L. plantarum administration ameliorated NASH-associated liver inflammation in mice, decreasing histologic inflammation, immune infiltration, and ALT levels while downregulating key inflammatory pathways such as TNFα–NF-κB and interferon responses. Shotgun metagenomics and serum assays indicated that L. plantarum enriches microbial L-arginine biosynthesis pathways and increases circulating L-arginine. Independent L-arginine supplementation reproduced anti-inflammatory effects and suppressed NF-κB signaling in vivo and in liver organoids, supporting L-arginine as a mediator of L. plantarum’s benefits. L. plantarum additionally improved intestinal barrier function and reduced endotoxemia, further contributing to hepatoprotection. Future research should validate these mechanisms in human NAFLD/NASH, quantify L. plantarum-driven arginine production in humans, assess clinical efficacy and dosing, and explore long-term safety and durability of microbiome modulation strategies.

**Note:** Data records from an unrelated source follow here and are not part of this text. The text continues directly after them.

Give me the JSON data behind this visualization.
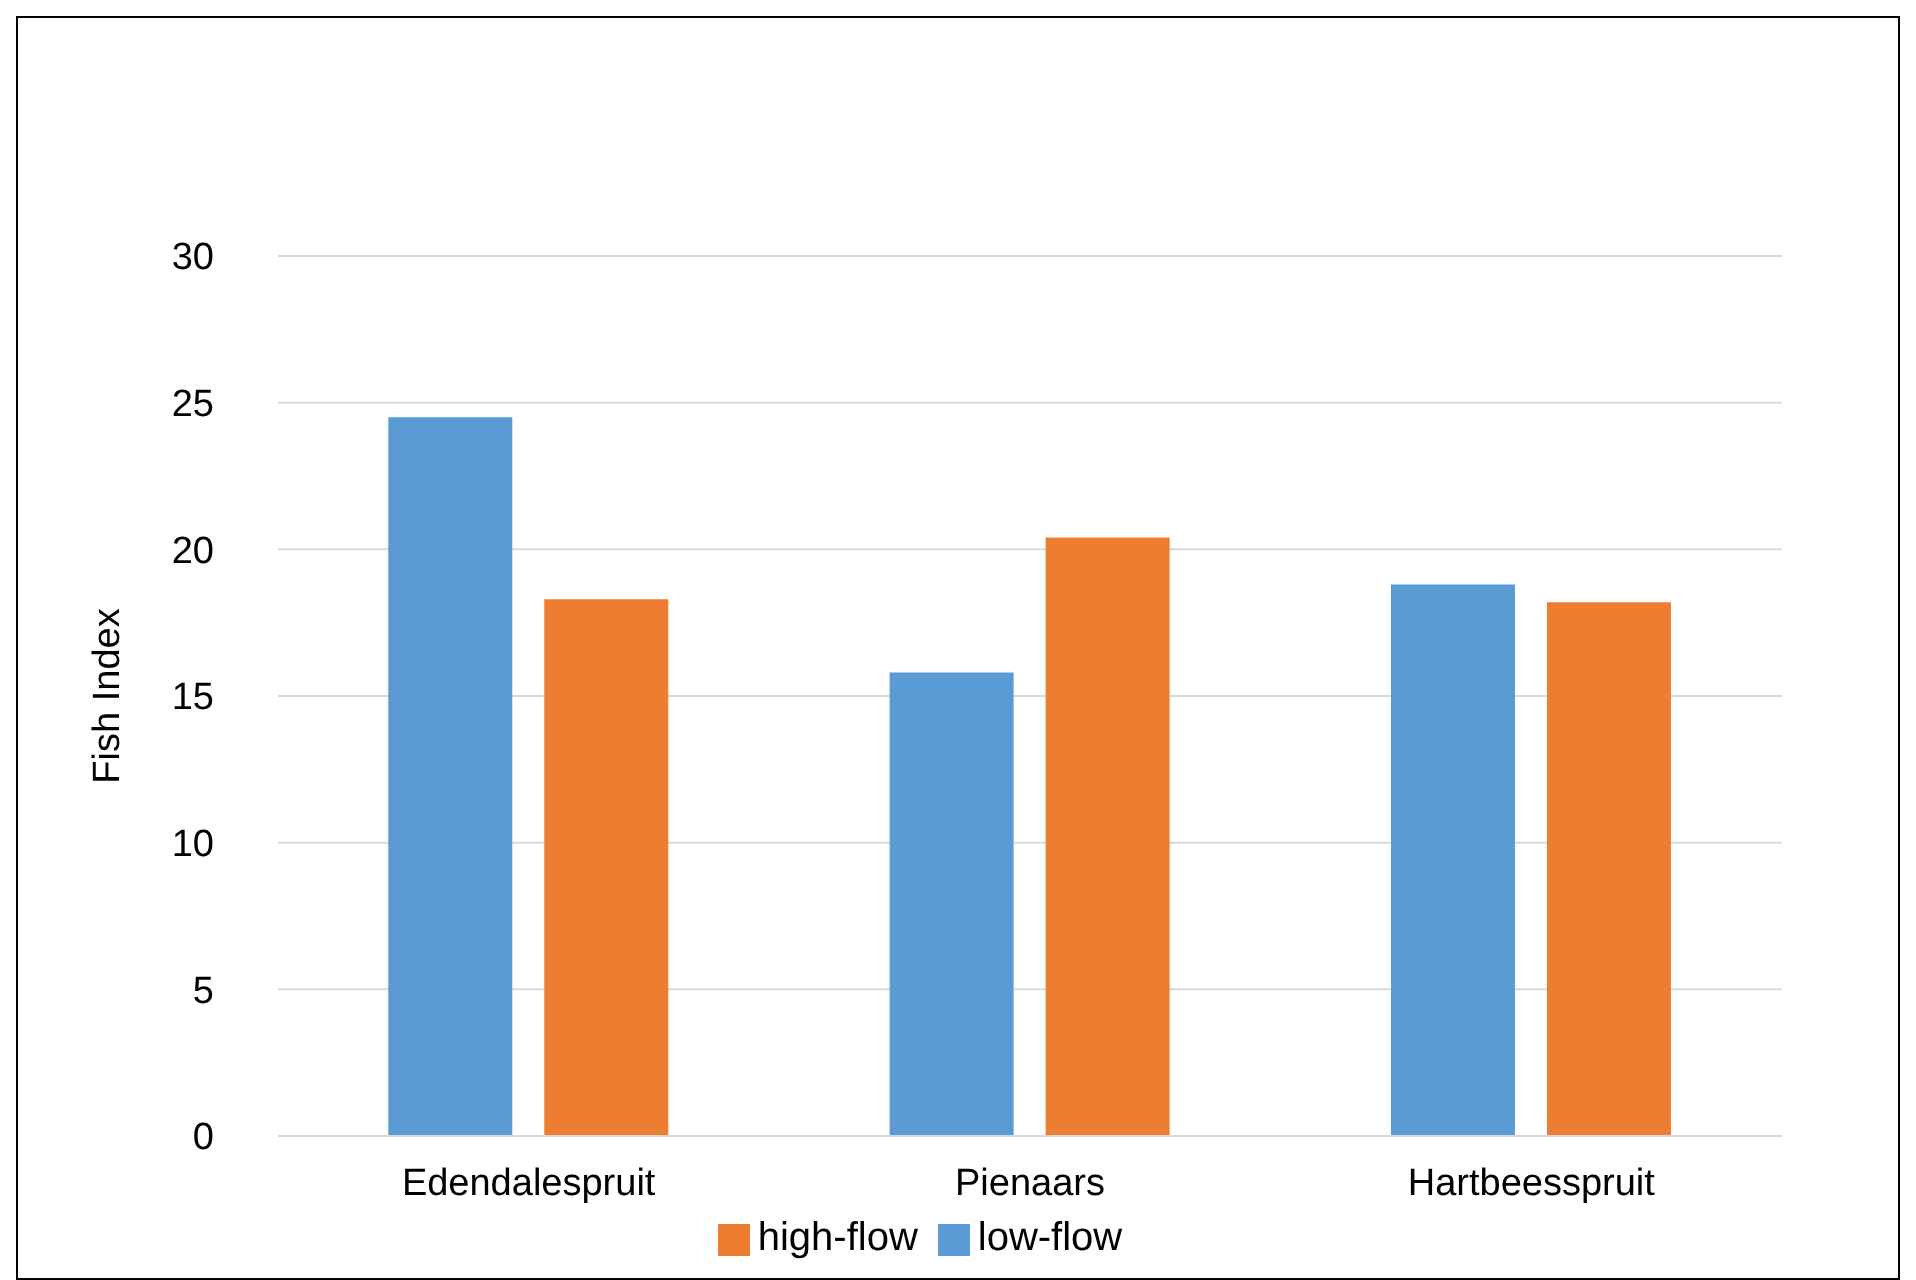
{
  "chart_data": {
    "type": "bar",
    "ylabel": "Fish Index",
    "categories": [
      "Edendalespruit",
      "Pienaars",
      "Hartbeesspruit"
    ],
    "series": [
      {
        "name": "low-flow",
        "color": "#5b9bd5",
        "values": [
          24.5,
          15.8,
          18.8
        ]
      },
      {
        "name": "high-flow",
        "color": "#ed7d31",
        "values": [
          18.3,
          20.4,
          18.2
        ]
      }
    ],
    "ylim": [
      0,
      30
    ],
    "yticks": [
      0,
      5,
      10,
      15,
      20,
      25,
      30
    ],
    "grid": "y",
    "legend": "bottom"
  }
}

• Translational gap: Findings from CD-HFD and MCD murine models may not fully generalize to human NASH due to species differences, including gut mycobiome and microbiome ecology.
• Human validation is limited: Elevated L-arginine production and the therapeutic effect of L-arginine or L. plantarum require confirmation in human interventional studies.
• The precise L. plantarum dose-response and long-term colonization dynamics were not fully characterized.
• While both increased L-arginine and improved barrier function were implicated, the relative contribution of each mechanism was not dissected with causal interference (e.g., arginase inhibition/NO pathway blockers, barrier-specific modulation).
• Dietary and first-pass intestinal metabolism may limit systemic availability of exogenous L-arginine, complicating translation and dosing strategies.
• Some metabolic outcomes (insulin/glucose tolerance) did not improve with L. plantarum in the NASH treatment setting, indicating a primarily anti-inflammatory rather than insulin-sensitizing effect in that model.